J'ai sélectionné quatre romans critiques écrits par des Mozambicains. Ils reflètent les réalités changeantes de ce pays d’Afrique australe au cours des décennies qui ont suivi l’indépendance.
Ces œuvres sont Terra Sonâmbula (Terre des somnambules) de 1992 et O Outro Pé da Sereia (L'autre pied de la sirène) de Mia Couto de 2006 ; le O Comboio de Sal e Açúcar (Le train du sel et du sucre) de 1999 du brésilien-mozambicain Licínio Azevedo ; et le Museu da Revolução (Musée de la Révolution) 2022 de João Paulo Borges Coelho.
Dans chacun de ces romans, les transports publics sont un moteur. Il façonne le récit et représente le processus complexe de construction d’une nation.
Par exemple, dans Sleepwalking Land, Couto représente un bus incendié pendant la guerre civile de 1976 à 1992. Ce bus devient le foyer de deux personnages, reflétant l’échec du projet de modernisation de l’État et la lutte pour trouver la stabilité dans le chaos.

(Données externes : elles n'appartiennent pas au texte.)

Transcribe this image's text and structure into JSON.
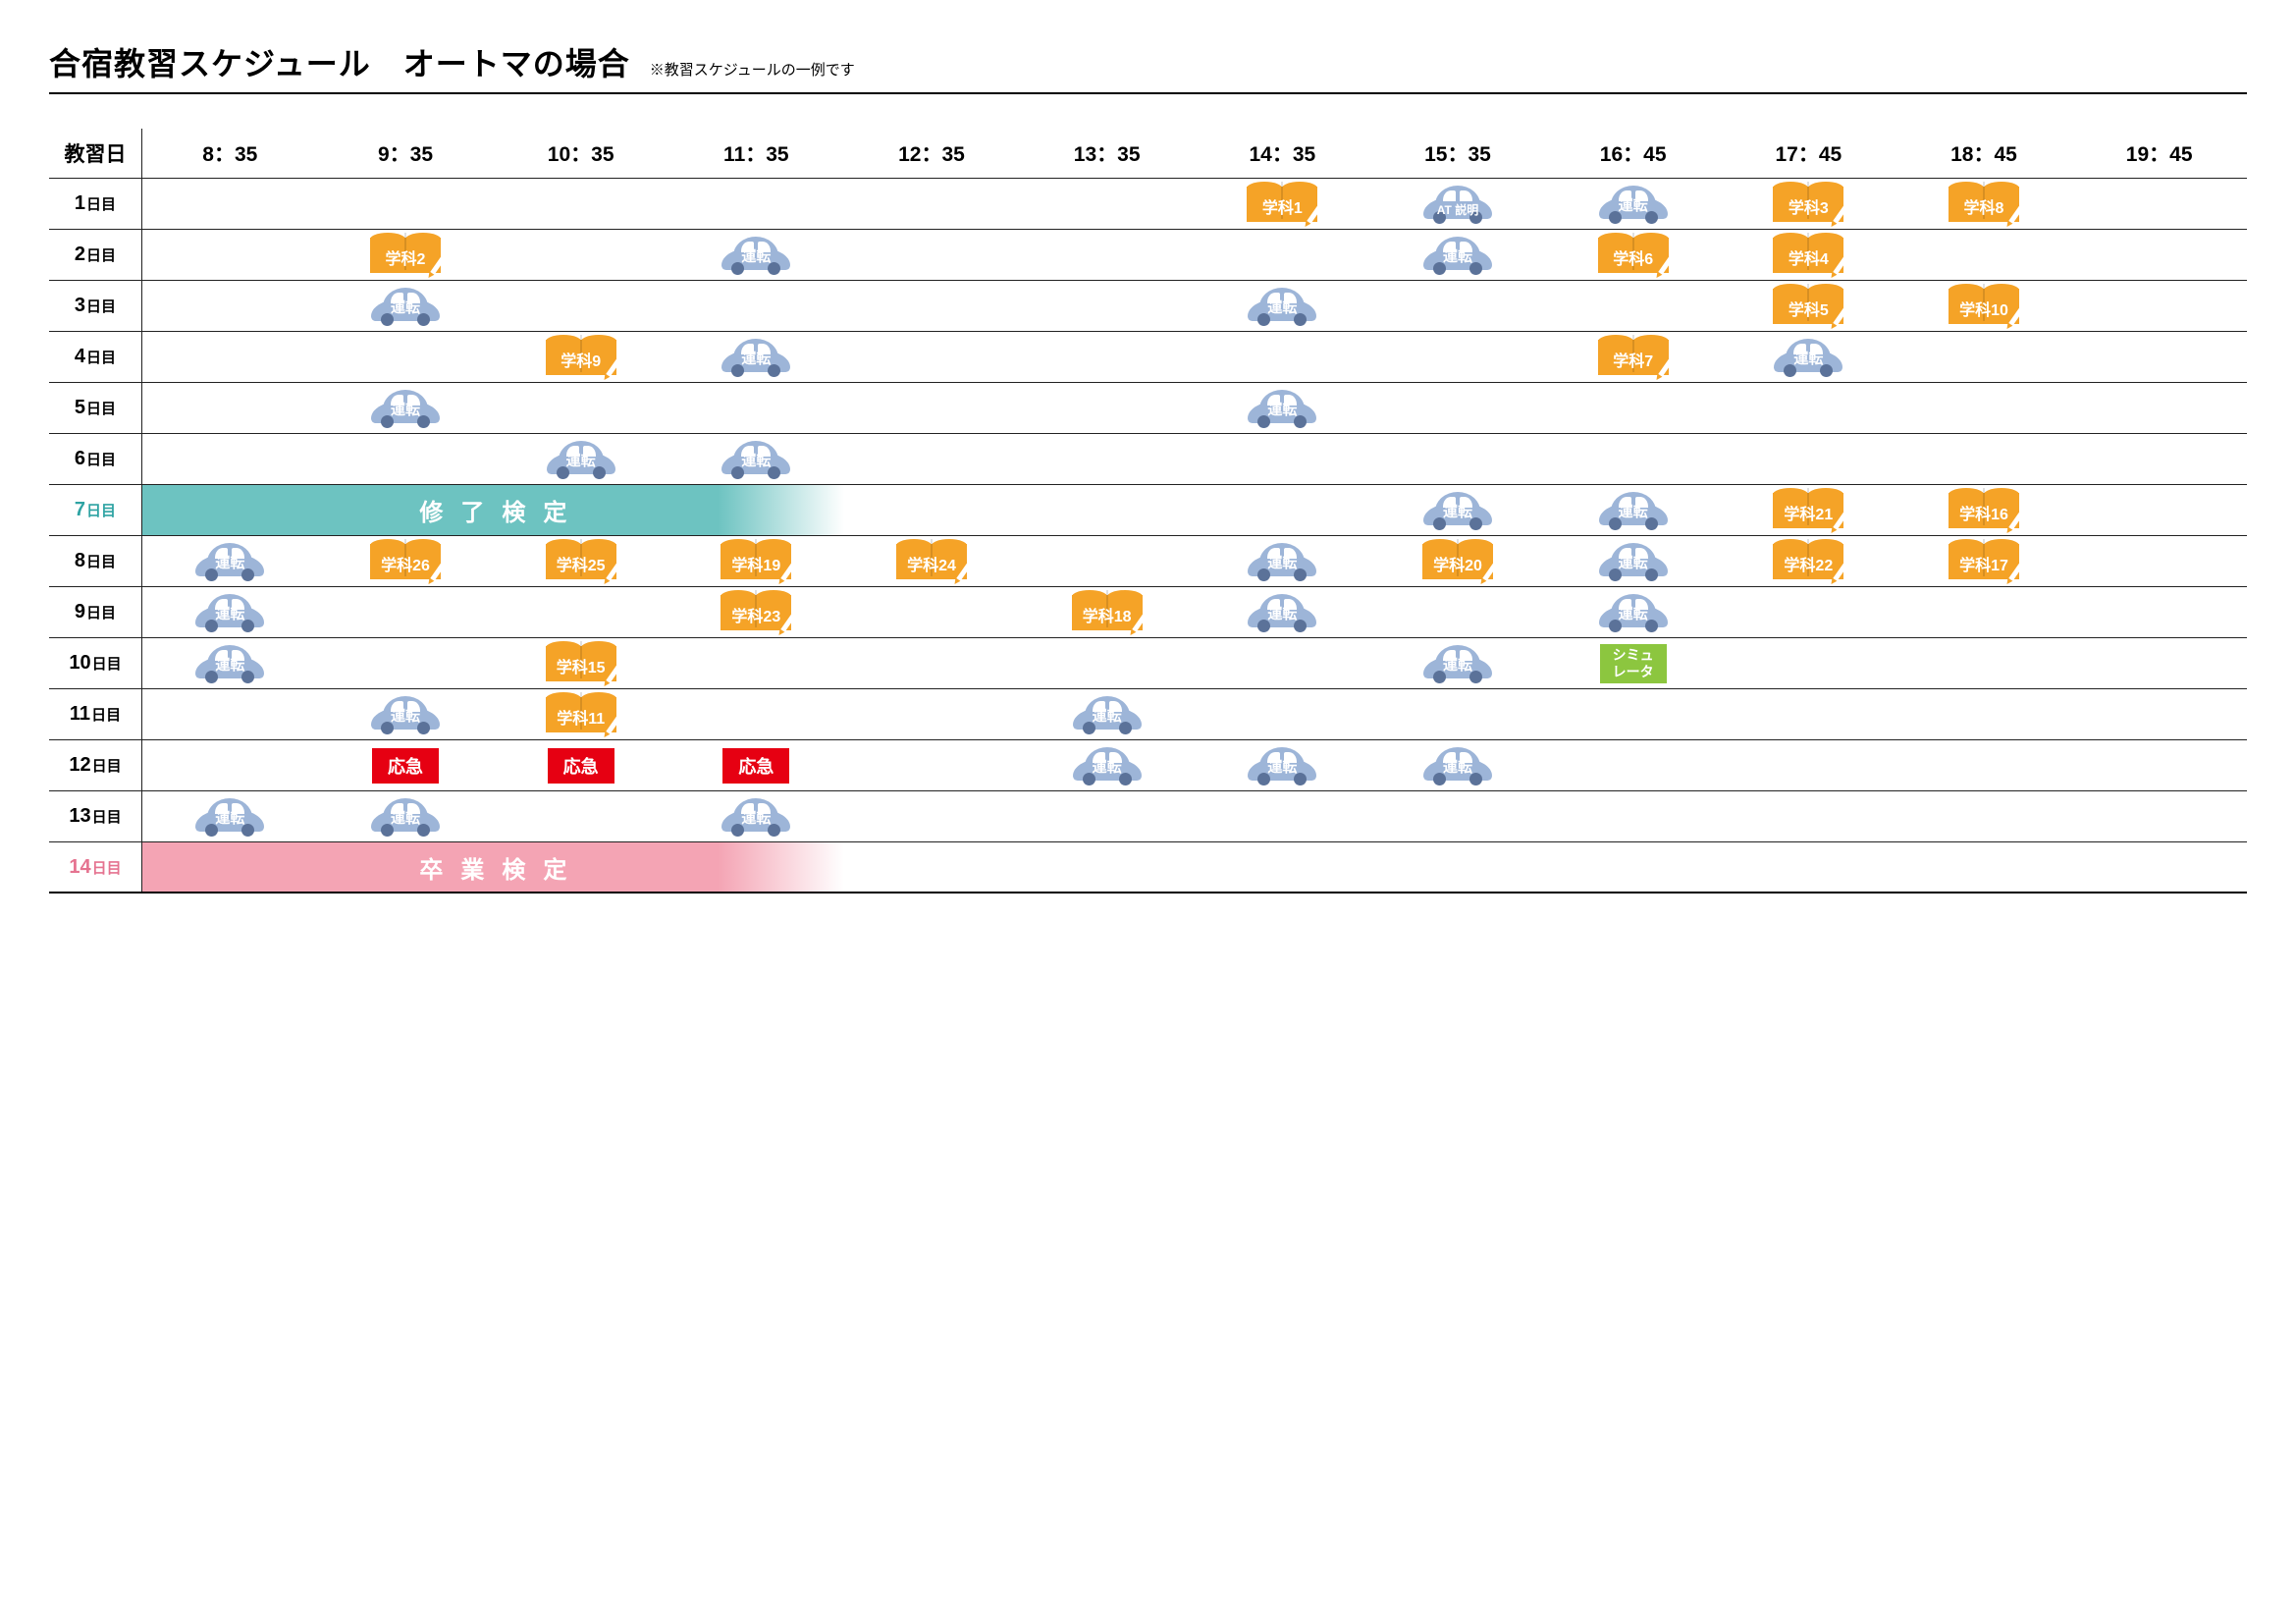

Le projet de modernisation du Mozambique visait à industrialiser et à unifier rapidement la nation sous un État centralisé. Mais ces efforts ont été sapés par des forces extérieures. Par exemple, les régimes politiques blancs d’Afrique du Sud et de Rhodésie (aujourd’hui le Zimbabwe) et la guerre civile dévastatrice qui a duré 16 ans ont paralysé les infrastructures, déplacé les communautés et aggravé l’instabilité économique et sociale.
De nombreux symboles de progrès – comme les bus, les routes et les écoles – ont été abandonnés ou réutilisés de manière à refléter les luttes du pays pour atteindre ses objectifs après l’indépendance.
Sleepwalking Land dépeint le parcours postcolonial du Mozambique comme marqué par la fragmentation et la résilience. Il montre comment les gens ordinaires se sont adaptés au chaos de la guerre et y ont résisté.
Le Train du sel et du sucre d’Azevedo se concentre sur un train militaire qui transporte des civils et des soldats pendant le conflit civil. Le voyage est précaire, marqué par des arrêts et des réparations fréquents. Cela reflète la fragmentation de la nation et son identité brisée. Le livre met également en lumière la résilience humaine face à l’adversité et les difficultés de réalisation du projet socialiste.
Le Musée de la Révolution de Coelho présente une voiture Toyota Hiace, symbole de la mobilité contemporaine. Cela résume la dépendance du Mozambique à l’égard du capitalisme mondial.
En retraçant le voyage de la voiture du Japon au Mozambique, Coelho commente les forces internationales qui ont façonné les structures économiques et sociales du pays. Il montre l'insertion du Mozambique dans les circuits du capitalisme mondial et de ses relations internationales.
Les véhicules de tous les livres représentent le mouvement ou le passage du temps. Ils incarnent également les obstacles et les contradictions de la trajectoire post-indépendance du Mozambique.
D’après ma lecture des romans, le parcours post-indépendance du Mozambique est marqué par deux problèmes principaux :
Entrée accélérée dans l’économie néolibérale : le pays a rapidement adopté un système axé sur le libre marché, la privatisation et un contrôle gouvernemental réduit. Cela a entraîné des défis économiques et sociaux.
Effacement de la mémoire historique : il y a eu perte ou négligence du passé du pays. Il est donc plus difficile d’apprendre ou d’honorer ces expériences.
Je soutiens également que ces romans mettent en évidence les systèmes injustes et les déséquilibres de pouvoir dans la manière dont le Mozambique est devenu partie intégrante de l’économie capitaliste mondiale.
Cette recherche apporte une nouvelle perspective à la littérature mozambicaine. La mobilité au Mozambique représente un besoin pratique et une métaphore d’un progrès politique et économique inégal.
Les symboles – comme le bus incendié, le bateau échoué et le train lent – reflètent les luttes du pays contre le colonialisme, la guerre civile et la mondialisation. Cela se voit dans sa société inégale et ses habitudes de consommation.
La fiction capture les défis de la construction d’une nation au milieu de forces historiques et mondiales complexes. Il reflète ces luttes et façonne notre compréhension des problèmes politiques, sociaux et économiques du Mozambique.